The D.C. Council rejected a bill designed to increase the number of the Metropolitan Police Department officers from approximately 3,700 officers to 4,200.
D.C. Council member Vincent Gray of Ward 7 proposed the Police Officer Retention and Recruitment Act last month and added an emergency measure to provide officers who are eligible for retirement and stay for an extra five years with bonuses.
The bill, defeated in a 9–4 vote, would have provided almost $64 million for the MPD to hire new officers but also retain current officers, Gray said.
An emergency measure would bypass congressional review and could have taken up to three months to enact, according to the D.C. Council’s website. D.C. bills need to get approval from Congress and the president before being enacted as law.
Council members who voted against the bill said they did so because they believed it should undergo the regular process for approval and that members should analyze the bill longer before passing it.
The proposed changes would have involved signing bonuses for when an officer joins the force and housing incentives to help give officers a more engaging role in the community.
“The sworn police officer force is inadequately staffed to be able to protect our neighborhoods,” Gray said. “No cherry picking of crime statistics is going to change that reality.”
Gray said more police officers will be necessary given a recent rise of violent crime in Ward 7, and added that the increased number of protests in the District might require more officers.
“On top of that, I foresee the volatile federal situation and likely protests downtown, further stretching our limited force even thinner in the neighborhoods this year,” he said.
Even though the bill failed, many Council members said more needed to be done to support the MPD.

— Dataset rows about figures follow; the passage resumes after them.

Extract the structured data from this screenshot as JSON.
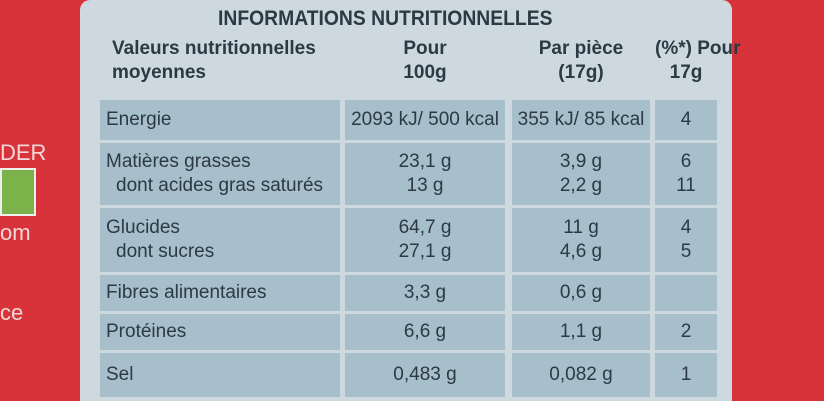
{
  "side_fragments": [
    "DER",
    "om",
    "ce"
  ],
  "title": "INFORMATIONS NUTRITIONNELLES",
  "headers": [
    [
      "Valeurs nutritionnelles",
      "moyennes"
    ],
    [
      "Pour",
      "100g"
    ],
    [
      "Par pièce",
      "(17g)"
    ],
    [
      "(%*) Pour",
      "17g"
    ]
  ],
  "rows": [
    {
      "labels": [
        "Energie"
      ],
      "per_100g": [
        "2093 kJ/ 500 kcal"
      ],
      "per_piece": [
        "355 kJ/ 85 kcal"
      ],
      "percent": [
        "4"
      ]
    },
    {
      "labels": [
        "Matières grasses",
        "dont acides gras saturés"
      ],
      "per_100g": [
        "23,1 g",
        "13 g"
      ],
      "per_piece": [
        "3,9 g",
        "2,2 g"
      ],
      "percent": [
        "6",
        "11"
      ]
    },
    {
      "labels": [
        "Glucides",
        "dont sucres"
      ],
      "per_100g": [
        "64,7 g",
        "27,1 g"
      ],
      "per_piece": [
        "11 g",
        "4,6 g"
      ],
      "percent": [
        "4",
        "5"
      ]
    },
    {
      "labels": [
        "Fibres alimentaires"
      ],
      "per_100g": [
        "3,3 g"
      ],
      "per_piece": [
        "0,6 g"
      ],
      "percent": []
    },
    {
      "labels": [
        "Protéines"
      ],
      "per_100g": [
        "6,6 g"
      ],
      "per_piece": [
        "1,1 g"
      ],
      "percent": [
        "2"
      ]
    },
    {
      "labels": [
        "Sel"
      ],
      "per_100g": [
        "0,483 g"
      ],
      "per_piece": [
        "0,082 g"
      ],
      "percent": [
        "1"
      ]
    }
  ]
}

Council member Charles Allen of Ward 6, who vocally opposed the act, said a great number of officers hired during a recruitment spree 25 years ago are now retiring, and that the department is suffering from a “retirement bubble.”
Although he said officer retention problems need to be addressed, Allen said instead of “locking away” $64 million for retention benefits, the D.C. Council needs to consider how the money will be used.
Allen added that he was unconvinced that more police officers on the streets would necessarily address crime rates properly.
“The data doesn’t always show that a large number of police officers translates into a safe neighborhood,” he said. “There are times in our city’s history when we’ve had well over 4,000 police officers, and we had higher crime rates than we do today.”
At-large Council member David Grosso said before enacting this legislation, he would like to see how the Neighborhood Engagement Achieves Results Act from last year would reduce crime rates.
The N.E.A.R. Act is designed to encourage community building and improvements to public health so the District can catch and help many would-be offenders before they can commit crimes, Grosso said.
“What we all need to recognize is that it’s not only on the police to stop this violence,” he said. “It’s on the entire city, it’s on every single one of us to engage every agency, every community, every neighborhood, every resident.”